上海的简单生活

2012年10月22日12:59  新闻晚报

  □文 詹皓 摄影 任国强

  去江西北路小吃一条街排排队,在霍山路大饼油条夜摊头看时尚青年,到仅剩的几条弄堂里去吹吹穿堂风。

  吃一碗老店的面条,或者两客生煎当中饭,穿外贸小店几十块钱一件的T恤、裤子,骑自行车上下班或干脆走路,脚上蹬的是回力球鞋,最贵不过40块钱,但耐用程度和世界名牌没什么两样,剃头找弄堂口或者小区里的摊子或陋室,理发环境当然没那么舒适,但剃头只讲剃得好不好,何况,那些摊子上剃一个头才5块、10块,跟连锁店里高级经理级的上百块的效果没有差别。

  并不是说,现在的人找到了便宜、可以替代高级的消费,也不是说,口袋里没有足够的钱,只能在平民堆里局促地生活,而是,我们身边已经有不少这样的人——他们隐隐约约地、自觉或不自觉地,开始主动回避奢侈、高端、昂贵、感觉、时尚、排场,而这些东西,只是十多年前才刚刚进入我们的生活,我们这就已经厌倦了。

  大约16年前,笔者在《青年报》上发表了一篇小评论,名为“企划人生”,大意是,随着商业的加剧,企划,作为成熟商业体系中一个环节,其在内地的繁荣,很可能预示着,很快,我们人生的方方面面,就会被商业仔细企划过,我们的人生,可能从此再也逃不开被企划的命运。

  十五六年前,“定位”还是一个新名词,有了“定位”,人群就有了明确划分,商品,再也不是从计划出发的供应品,也不再是从内心出发的自然产物,而是一种可以根据利益需要而定制的怪兽,这个怪兽,甚至可能会让人觉得面目和善。 “人的需求,是可以被创造的”,自从这句商业名言开始流行,我们就集体走上了不归路。

  但商业与人性终究会产生隔阂,无论自觉与否,当人们开始选择简单生活,其实都是基于内心最真实的感受。

  有人说,曾经在淮海路上看到配音演员童自荣在路边买鲜肉月饼吃;本城一位大油画家,一幅画就能收到上百万酬金,可他平时穿的每件衣服可能不会超过50块钱,剃头,也只是到小区门口的小店里剃一个5块钱的头;现任的某位市作协副主席和夫人至今蜗居在一套60平米的小房子里安逸幸福地生活着,这间装修极普通但文雅的蜗居,至今已住过两任市作协副主席;某位大收藏家,在拍场上举牌的都是几百万元一幅的名画,可平时就喜欢骑个自行车,到开在西区的政府食堂里吃个中饭,一碗阳春面,他都能吃得兴高采烈,并且如果有人请教,他会说出阳春面里的许多名堂来。

  在上海,简单生活是一种价值观,也是一种自信。
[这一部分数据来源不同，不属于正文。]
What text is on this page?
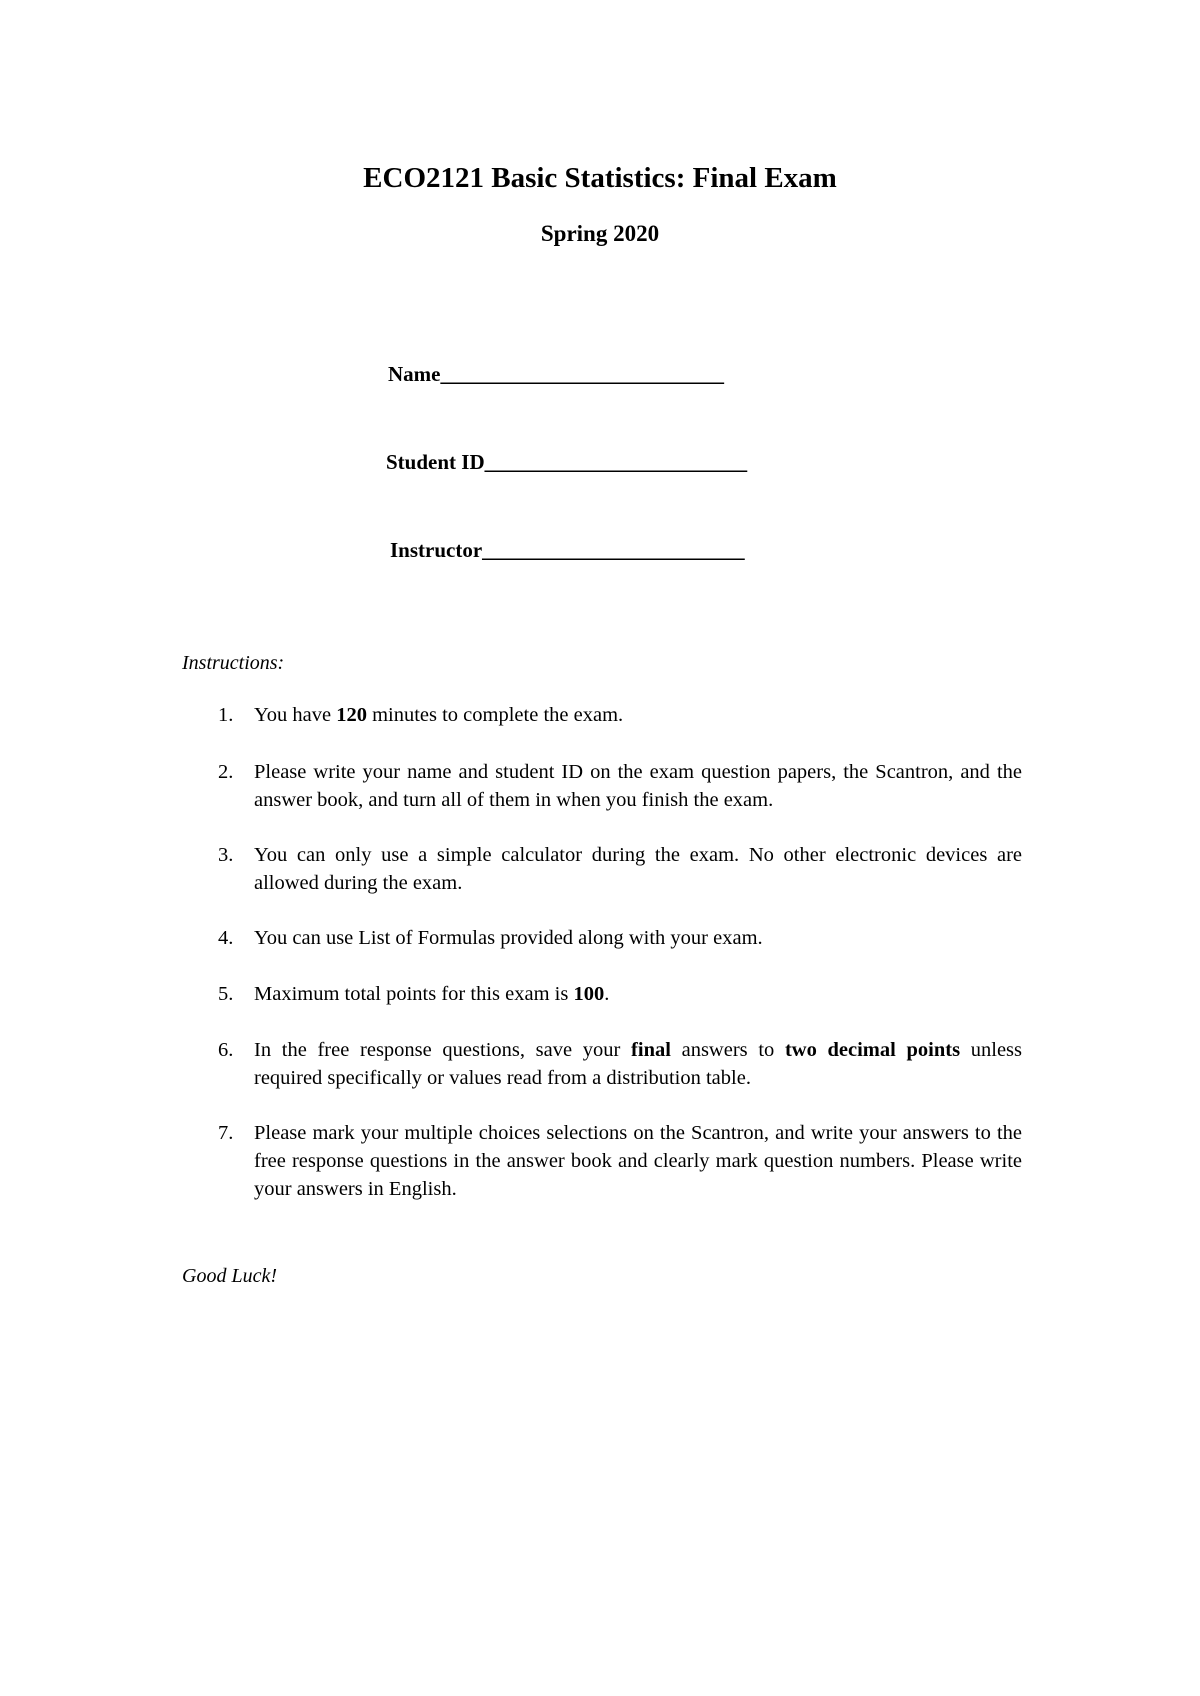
ECO2121 Basic Statistics: Final Exam
Spring 2020
Name___________________________
Student ID_________________________
Instructor_________________________
Instructions:
1. You have 120 minutes to complete the exam.
2. Please write your name and student ID on the exam question papers, the Scantron, and the answer book, and turn all of them in when you finish the exam.
3. You can only use a simple calculator during the exam. No other electronic devices are allowed during the exam.
4. You can use List of Formulas provided along with your exam.
5. Maximum total points for this exam is 100.
6. In the free response questions, save your final answers to two decimal points unless required specifically or values read from a distribution table.
7. Please mark your multiple choices selections on the Scantron, and write your answers to the free response questions in the answer book and clearly mark question numbers. Please write your answers in English.
Good Luck!
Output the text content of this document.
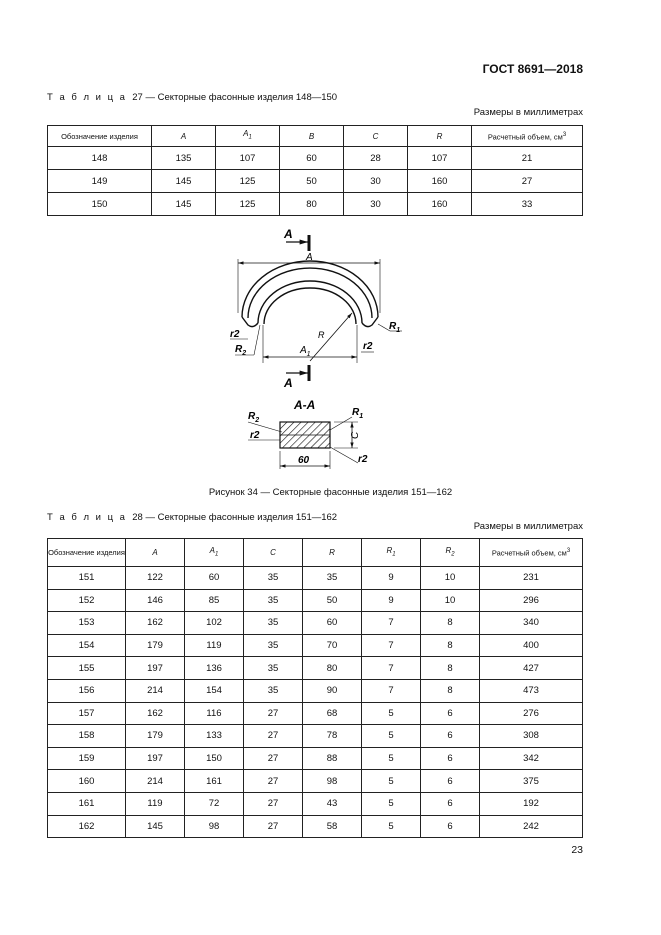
ГОСТ 8691—2018
Т а б л и ц а 27 — Секторные фасонные изделия 148—150
Размеры в миллиметрах
Обозначение изделия	A	$A_1$	B	C	R	Расчетный объем, $см^3$
148	135	107	60	28	107	21
149	145	125	50	30	160	27
150	145	125	80	30	160	33
A
A
R
$A_1$
$R_1$
r2
$R_2$
r2
A
A-A
C
$R_2$
r2
$R_1$
r2
60
Рисунок 34 — Секторные фасонные изделия 151—162
Т а б л и ц а 28 — Секторные фасонные изделия 151—162
Размеры в миллиметрах
Обозначение изделия	A	$A_1$	C	R	$R_1$	$R_2$	Расчетный объем, $см^3$
151	122	60	35	35	9	10	231
152	146	85	35	50	9	10	296
153	162	102	35	60	7	8	340
154	179	119	35	70	7	8	400
155	197	136	35	80	7	8	427
156	214	154	35	90	7	8	473
157	162	116	27	68	5	6	276
158	179	133	27	78	5	6	308
159	197	150	27	88	5	6	342
160	214	161	27	98	5	6	375
161	119	72	27	43	5	6	192
162	145	98	27	58	5	6	242
23
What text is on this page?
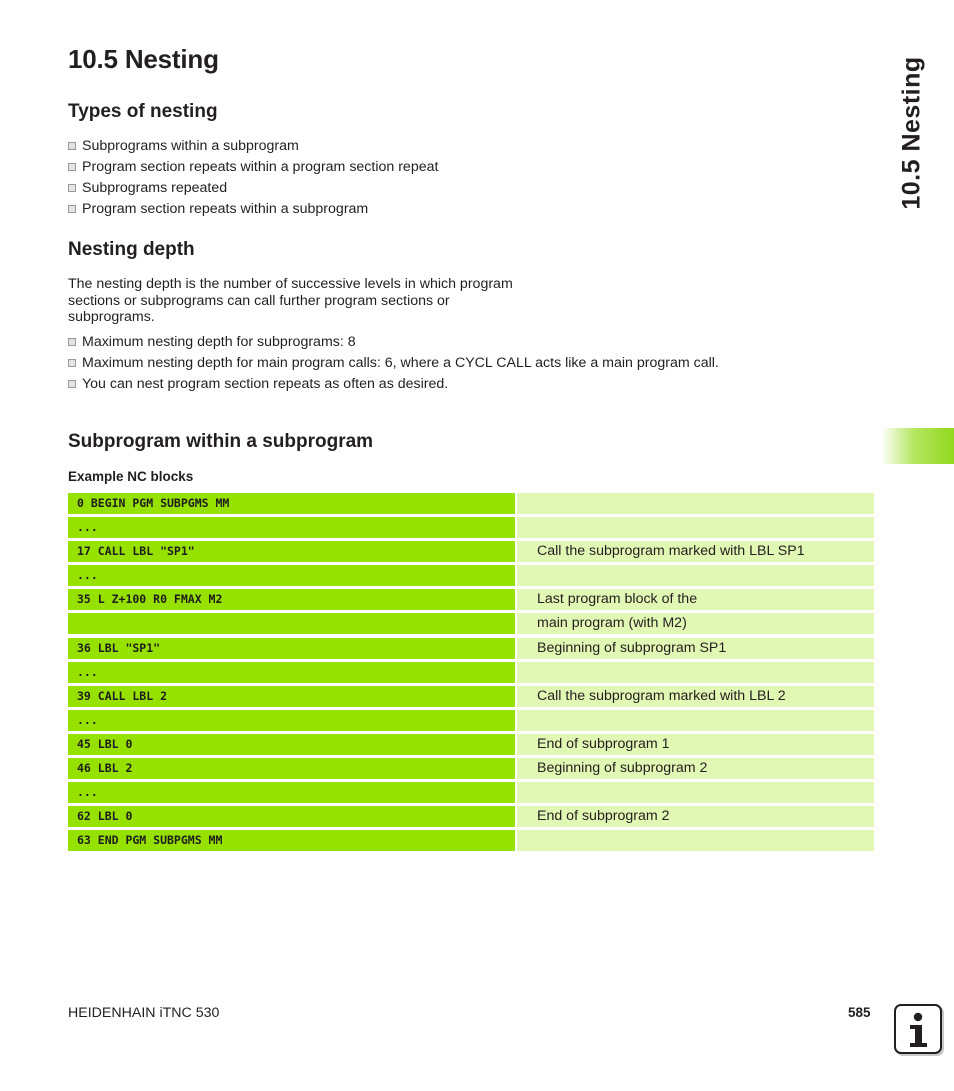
10.5 Nesting	10.5 Nesting
Types of nesting
Subprograms within a subprogram
Program section repeats within a program section repeat
Subprograms repeated
Program section repeats within a subprogram
Nesting depth

The nesting depth is the number of successive levels in which program sections or subprograms can call further program sections or subprograms.

Maximum nesting depth for subprograms: 8
Maximum nesting depth for main program calls: 6, where a CYCL CALL acts like a main program call.
You can nest program section repeats as often as desired.
Subprogram within a subprogram
Example NC blocks
0 BEGIN PGM SUBPGMS MM
...
17 CALL LBL "SP1"	Call the subprogram marked with LBL SP1
...
35 L Z+100 R0 FMAX M2	Last program block of the
main program (with M2)
36 LBL "SP1"	Beginning of subprogram SP1
...
39 CALL LBL 2	Call the subprogram marked with LBL 2
...
45 LBL 0	End of subprogram 1
46 LBL 2	Beginning of subprogram 2
...
62 LBL 0	End of subprogram 2
63 END PGM SUBPGMS MM
HEIDENHAIN iTNC 530	585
或许我们现在提这些,对大多数人来说还有些早,物质的折磨才开始不久;或许,对于某些正在追求简单生活的人来说,他们还没有真正踏入纷繁复杂的社会,没有完全经受过商业的诱惑,说他们是简单生活似乎还有些“简单”。但我相信,简单生活终究会变得十分诱人,对于都市里的每个人而言。

  因为,我们不可能总是乘着GDP增速8%以上的东风;我们的欲望,也不可能总是如气球般越吹越大,甚至,气球越膨胀,我们就越应该警惕。从未来看现在,简单生活,何尝不是一种远瞻商业不归路后的主动停顿和归真。

  我估计,总有一天,我们在上海接待各地的人,自豪地请他们见识的不再是外滩几号或者到陆家嘴练脖子,而是去江西北路小吃一条街体验排队的乐趣,去霍山路大饼油条夜摊头看开轿车来解馋的时尚青年,到市中心仅剩的几条弄堂里去吹吹穿堂风,诸如此类。

  越国际,越平民,香港的城市形象代言人是茶餐厅,那么上海呢?

  本期,我们采访拍摄了一些正在简单生活着的人,一些让人们可以简单生活的消费场所。可能,他们只是在某些方面呈现出简单生活的特征,可能,他们只是“遥想”到复杂生活才回避性地选择了简单,也可能,他们的简单生活只是一种因为高消费挤压后的被动选择。但,只要这座城市能够容纳更多的人毫无阻碍地简单生活,只要这座城市的简单生活本身能充满着理解和尊重,那么,我们是否可以将之看做未来这座城市的某种温暖的毫不浮躁的底色已经渐渐呈现?